Porto Alegre (27/07/2001) – Agentes dos escritórios regionais do Ibama em Santa Maria e Uruguaiana/RS flagraram, nos dias 20 e 21/07, minerações clandestinas de ágata em estado bruto, pedra semipreciosa exportada para diversos países, principalmente, a China.

A ocorrência se verificou no município de Lagoão, localizado no bioma Mata Atlântica (distante 175 quilômetros da capital). A ação atende requisição do Ministério Público Federal, dando conta de passivos ambientais decorrentes de extrações irregulares em pedreiras na região centro-oeste do estado.

Segundo o chefe do escritório de Santa Maria, Tarso Isaia, foram constatadas atividades de extração e comércio de ágata sem o devido licenciamento ambiental, fato que resultou nas lavraturas de cinco autos de infração, totalizando R$ 50 mil. Foram interditadas as atividades de todos os estabelecimentos e de pessoas físicas envolvidas nas infrações e apreendidas cerca de 290,1 toneladas do minério.

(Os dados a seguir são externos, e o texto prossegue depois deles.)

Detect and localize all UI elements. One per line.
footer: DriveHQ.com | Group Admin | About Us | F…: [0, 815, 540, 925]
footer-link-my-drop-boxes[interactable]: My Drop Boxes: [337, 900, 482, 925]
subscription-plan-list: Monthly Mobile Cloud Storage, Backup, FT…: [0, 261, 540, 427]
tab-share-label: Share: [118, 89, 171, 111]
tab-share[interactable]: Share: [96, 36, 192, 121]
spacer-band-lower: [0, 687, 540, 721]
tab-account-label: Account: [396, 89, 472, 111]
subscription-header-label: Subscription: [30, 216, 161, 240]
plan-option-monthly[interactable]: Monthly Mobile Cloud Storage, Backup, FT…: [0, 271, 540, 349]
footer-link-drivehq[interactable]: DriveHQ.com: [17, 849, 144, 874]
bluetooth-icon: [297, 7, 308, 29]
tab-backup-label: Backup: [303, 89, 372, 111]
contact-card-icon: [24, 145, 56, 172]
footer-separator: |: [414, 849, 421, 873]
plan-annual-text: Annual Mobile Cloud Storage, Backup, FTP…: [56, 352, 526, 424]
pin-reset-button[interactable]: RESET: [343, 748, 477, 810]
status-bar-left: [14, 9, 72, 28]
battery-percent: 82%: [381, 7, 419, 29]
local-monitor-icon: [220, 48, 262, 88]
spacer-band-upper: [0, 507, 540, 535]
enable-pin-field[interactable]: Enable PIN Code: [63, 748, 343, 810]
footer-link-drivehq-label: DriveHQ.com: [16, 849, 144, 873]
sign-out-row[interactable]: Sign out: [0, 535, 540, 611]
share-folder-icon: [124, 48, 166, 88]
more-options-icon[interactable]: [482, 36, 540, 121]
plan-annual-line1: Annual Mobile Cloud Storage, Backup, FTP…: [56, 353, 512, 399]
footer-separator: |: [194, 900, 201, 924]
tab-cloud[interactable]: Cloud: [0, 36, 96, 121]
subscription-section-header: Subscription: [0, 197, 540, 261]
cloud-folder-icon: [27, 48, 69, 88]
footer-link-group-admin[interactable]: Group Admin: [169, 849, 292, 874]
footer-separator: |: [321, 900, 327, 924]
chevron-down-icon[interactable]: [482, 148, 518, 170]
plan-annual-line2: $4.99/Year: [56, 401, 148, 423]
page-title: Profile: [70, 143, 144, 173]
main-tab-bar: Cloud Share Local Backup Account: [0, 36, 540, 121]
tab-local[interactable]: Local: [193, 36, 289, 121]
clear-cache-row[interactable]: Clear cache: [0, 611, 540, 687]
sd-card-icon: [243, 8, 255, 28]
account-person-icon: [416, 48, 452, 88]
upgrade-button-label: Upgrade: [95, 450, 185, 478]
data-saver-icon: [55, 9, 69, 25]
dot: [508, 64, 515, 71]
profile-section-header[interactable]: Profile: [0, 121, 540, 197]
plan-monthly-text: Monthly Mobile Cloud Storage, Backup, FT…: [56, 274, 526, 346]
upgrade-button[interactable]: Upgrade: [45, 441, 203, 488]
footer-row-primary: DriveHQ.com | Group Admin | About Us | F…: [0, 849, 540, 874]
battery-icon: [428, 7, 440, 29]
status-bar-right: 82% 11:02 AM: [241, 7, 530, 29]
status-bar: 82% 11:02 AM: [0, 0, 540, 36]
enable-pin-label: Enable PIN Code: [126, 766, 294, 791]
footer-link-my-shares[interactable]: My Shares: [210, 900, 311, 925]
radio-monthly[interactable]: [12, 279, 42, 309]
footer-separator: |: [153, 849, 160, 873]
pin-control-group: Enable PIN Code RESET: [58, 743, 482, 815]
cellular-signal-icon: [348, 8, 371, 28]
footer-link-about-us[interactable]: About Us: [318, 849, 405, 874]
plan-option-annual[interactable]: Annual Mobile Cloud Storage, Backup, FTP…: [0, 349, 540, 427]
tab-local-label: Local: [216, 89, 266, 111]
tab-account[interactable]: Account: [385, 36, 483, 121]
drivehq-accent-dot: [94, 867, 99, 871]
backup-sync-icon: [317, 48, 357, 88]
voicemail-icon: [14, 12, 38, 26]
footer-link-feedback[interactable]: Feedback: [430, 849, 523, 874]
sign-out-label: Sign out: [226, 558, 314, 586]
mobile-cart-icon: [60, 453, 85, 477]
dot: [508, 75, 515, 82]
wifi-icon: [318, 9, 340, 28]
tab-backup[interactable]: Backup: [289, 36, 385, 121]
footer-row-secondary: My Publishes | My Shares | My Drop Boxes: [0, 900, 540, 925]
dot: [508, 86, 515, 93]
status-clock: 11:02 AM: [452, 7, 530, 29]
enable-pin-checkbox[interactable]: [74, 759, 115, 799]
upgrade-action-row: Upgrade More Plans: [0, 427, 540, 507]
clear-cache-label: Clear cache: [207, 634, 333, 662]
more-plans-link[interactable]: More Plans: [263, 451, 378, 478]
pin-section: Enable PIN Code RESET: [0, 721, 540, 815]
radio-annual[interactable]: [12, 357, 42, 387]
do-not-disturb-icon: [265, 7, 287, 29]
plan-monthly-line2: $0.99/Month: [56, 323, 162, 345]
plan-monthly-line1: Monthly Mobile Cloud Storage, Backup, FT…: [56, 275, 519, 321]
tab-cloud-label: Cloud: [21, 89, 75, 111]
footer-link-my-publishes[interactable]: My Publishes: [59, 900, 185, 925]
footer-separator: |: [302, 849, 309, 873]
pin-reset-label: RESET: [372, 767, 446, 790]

No mesmo município, a fiscalização do Ibama foi informada da presença de cidadãos estrangeiros que realizam a compra da ágata obtida irregularmente, os quais providenciam a exportação das cargas através do porto de Rio Grande, e, também, da utilização de equipamentos públicos municipais tanto na extração quanto no manejo das cargas de ágata (movimentação de big bags) para embarque em caminhões que seguem para o referido porto.

Tarso Isaia acrescenta que, por orientação da Superintendência do Ibama/RS, foram propostos à Receita Federal em Rio Grande alguns procedimentos a serem exigidos quando do desembaraço aduaneiro visando à exportação de cargas de ágata, incluindo-se a comprovação da origem legal do referido mineral (cópias das licenças de operação das lavras). Segundo ele, “os procedimentos estão sendo gradativamente implementados pela Receita Federal e certamente inibirão a exportação de ágata obtida sem a observância das exigências estabelecidas na legislação ambiental vigente”.

Ainda na mesma ação de fiscalização, desta vez, no município de Segredo, também localizado no bioma Mata Atlântica, foi autuada em R$ 5 mil e interditada uma serraria que funcionava sem licenciamento ambiental do órgão competente, sem registro no órgão florestal estadual e sem a devida inscrição no Cadastro Técnico Federal do Ibama.